P11: Quantifying electronic correlations in many-body wave-functions
Correlated many-electron wave functions |Ψ> are written as linear combinations of Slater determinants. But not every linear combination of Slater determinants is correlated: To find out whether |Ψ> is correlated, we calculate its density matrix <Ψ|c†α cβ|Ψ>. When it is idempotent, |Ψ> is given by the Slater determinant constructed from the occupied natural orbitals . An uncorrelated wave function that can be written as a single Slater determinant has Slater rank one . Many-electron states are correlated when their Slater rank is larger than one. Since the importance of correlations in different wave-functions with the same Slater rank can vary dramatically, it would be highly desirable to be able to quantify the degree of correlation in a given wave function. There have been many attempts to generalize entanglement measures to many-electron states, but results are mainly limited to two-electron systems .

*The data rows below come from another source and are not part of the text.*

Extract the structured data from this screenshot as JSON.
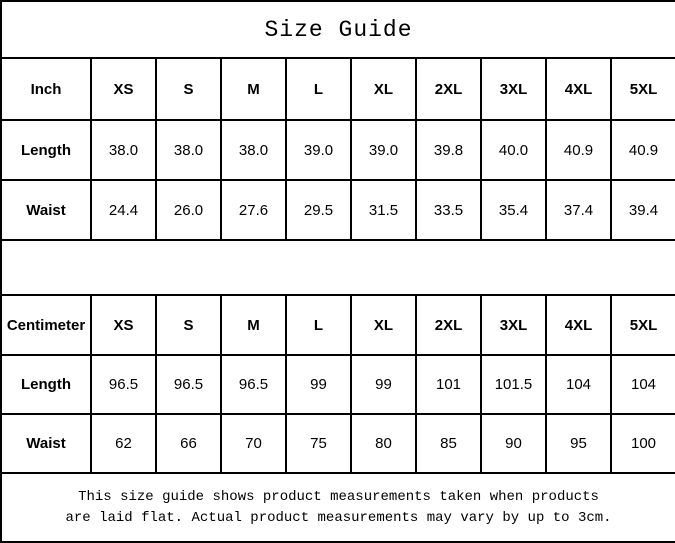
{
  "title": "Size Guide",
  "inch_table": {
    "unit_label": "Inch",
    "sizes": [
      "XS",
      "S",
      "M",
      "L",
      "XL",
      "2XL",
      "3XL",
      "4XL",
      "5XL"
    ],
    "rows": [
      {
        "label": "Length",
        "values": [
          "38.0",
          "38.0",
          "38.0",
          "39.0",
          "39.0",
          "39.8",
          "40.0",
          "40.9",
          "40.9"
        ]
      },
      {
        "label": "Waist",
        "values": [
          "24.4",
          "26.0",
          "27.6",
          "29.5",
          "31.5",
          "33.5",
          "35.4",
          "37.4",
          "39.4"
        ]
      }
    ]
  },
  "cm_table": {
    "unit_label": "Centimeter",
    "sizes": [
      "XS",
      "S",
      "M",
      "L",
      "XL",
      "2XL",
      "3XL",
      "4XL",
      "5XL"
    ],
    "rows": [
      {
        "label": "Length",
        "values": [
          "96.5",
          "96.5",
          "96.5",
          "99",
          "99",
          "101",
          "101.5",
          "104",
          "104"
        ]
      },
      {
        "label": "Waist",
        "values": [
          "62",
          "66",
          "70",
          "75",
          "80",
          "85",
          "90",
          "95",
          "100"
        ]
      }
    ]
  },
  "footer": {
    "line1": "This size guide shows product measurements taken when products",
    "line2": "are laid flat. Actual product measurements may vary by up to 3cm."
  },
  "colors": {
    "text": "#000000",
    "background": "#ffffff",
    "border": "#000000"
  }
}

In this project, we plan to explore a practical method for quantifying the correlation in arbitrary N-electron wave functions, based on an iterative procedure: Given |Ψ>, we start by de-termining the Slater determinant |Φ0> with maximum overlap, max|<Φ0|Ψ>|2, . It will give the best approximation to |Ψ> with Slater rank one. We can improve on this by finding the best approximation to the residual |Ψ>−|Φ0>. Iterating this procedure, we find the expansion |Ψ> = Sm,n |Φn> (S−1)n,m <Φm|Ψ>, in which S is the overlap matrix . The inverse participation ratio of the expansion coefficients then provides a measure of how slowly the expansion converges, i.e., how correlated the state is.

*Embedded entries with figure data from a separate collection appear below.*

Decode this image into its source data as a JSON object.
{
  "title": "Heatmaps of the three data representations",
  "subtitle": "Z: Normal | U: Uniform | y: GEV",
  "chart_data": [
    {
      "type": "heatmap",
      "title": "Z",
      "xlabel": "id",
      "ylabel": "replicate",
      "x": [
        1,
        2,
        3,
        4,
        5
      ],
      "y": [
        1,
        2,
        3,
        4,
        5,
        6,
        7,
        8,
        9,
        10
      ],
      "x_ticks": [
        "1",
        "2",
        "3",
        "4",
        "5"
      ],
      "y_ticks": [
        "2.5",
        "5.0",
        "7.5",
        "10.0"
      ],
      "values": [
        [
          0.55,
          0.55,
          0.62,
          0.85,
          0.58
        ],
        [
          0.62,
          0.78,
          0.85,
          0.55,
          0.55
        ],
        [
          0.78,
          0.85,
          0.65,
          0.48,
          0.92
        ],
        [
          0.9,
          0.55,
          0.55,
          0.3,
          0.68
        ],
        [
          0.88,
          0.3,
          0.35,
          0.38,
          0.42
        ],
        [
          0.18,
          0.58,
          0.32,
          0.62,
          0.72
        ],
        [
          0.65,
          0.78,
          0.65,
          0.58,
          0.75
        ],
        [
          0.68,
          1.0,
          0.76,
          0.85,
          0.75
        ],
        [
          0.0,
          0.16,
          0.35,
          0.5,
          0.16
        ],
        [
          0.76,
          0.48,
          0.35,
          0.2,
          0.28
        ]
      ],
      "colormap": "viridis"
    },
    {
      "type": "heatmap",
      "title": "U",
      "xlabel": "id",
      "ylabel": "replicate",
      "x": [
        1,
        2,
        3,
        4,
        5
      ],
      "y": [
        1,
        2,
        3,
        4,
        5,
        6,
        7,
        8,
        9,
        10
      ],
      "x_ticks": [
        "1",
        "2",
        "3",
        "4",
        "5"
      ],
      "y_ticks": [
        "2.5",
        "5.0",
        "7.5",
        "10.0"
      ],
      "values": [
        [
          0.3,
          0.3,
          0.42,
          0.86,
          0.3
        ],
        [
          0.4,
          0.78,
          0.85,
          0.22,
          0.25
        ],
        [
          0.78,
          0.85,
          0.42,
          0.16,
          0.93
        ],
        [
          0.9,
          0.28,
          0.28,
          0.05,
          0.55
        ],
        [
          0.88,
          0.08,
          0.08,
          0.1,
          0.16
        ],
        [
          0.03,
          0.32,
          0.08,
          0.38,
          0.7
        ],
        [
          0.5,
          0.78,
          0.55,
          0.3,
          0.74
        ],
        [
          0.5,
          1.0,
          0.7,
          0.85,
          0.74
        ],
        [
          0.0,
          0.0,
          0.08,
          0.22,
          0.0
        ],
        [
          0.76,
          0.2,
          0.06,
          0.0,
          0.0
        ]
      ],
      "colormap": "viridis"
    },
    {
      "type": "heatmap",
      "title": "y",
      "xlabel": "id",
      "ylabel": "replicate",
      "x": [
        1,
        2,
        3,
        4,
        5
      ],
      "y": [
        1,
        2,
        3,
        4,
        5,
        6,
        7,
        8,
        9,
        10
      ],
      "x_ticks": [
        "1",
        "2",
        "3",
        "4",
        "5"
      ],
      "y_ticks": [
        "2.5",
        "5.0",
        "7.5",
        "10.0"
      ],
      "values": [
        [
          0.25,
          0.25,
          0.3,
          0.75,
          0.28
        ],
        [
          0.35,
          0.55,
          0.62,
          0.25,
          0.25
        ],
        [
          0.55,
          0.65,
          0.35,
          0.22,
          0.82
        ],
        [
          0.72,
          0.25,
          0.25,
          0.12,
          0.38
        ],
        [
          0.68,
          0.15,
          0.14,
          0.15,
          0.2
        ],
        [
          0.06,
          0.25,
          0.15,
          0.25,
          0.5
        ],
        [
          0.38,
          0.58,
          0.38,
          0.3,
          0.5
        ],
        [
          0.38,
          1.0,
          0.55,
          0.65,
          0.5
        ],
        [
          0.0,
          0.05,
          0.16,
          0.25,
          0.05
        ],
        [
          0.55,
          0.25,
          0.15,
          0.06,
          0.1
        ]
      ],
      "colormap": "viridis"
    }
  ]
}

We plan to test this approach by applying it to exact ground-state wave functions for the Hubbard model obtained from Lanczos , in particular across the Mott transition when either the interaction U or the doping is changed. Furthermore, we will compare the correlation measures of the exact wave function to those obtained by variational approaches, in particular matrix-product states, or more general tensor-network states. This will provide us insights into what types of correlation can be captured by the different classes of approximate wave functions. Using our massively parallel Lanczos solver  we plan, in particular, to investigate how the quality of the approximate wave functions differs for one- and higher-dimensional systems.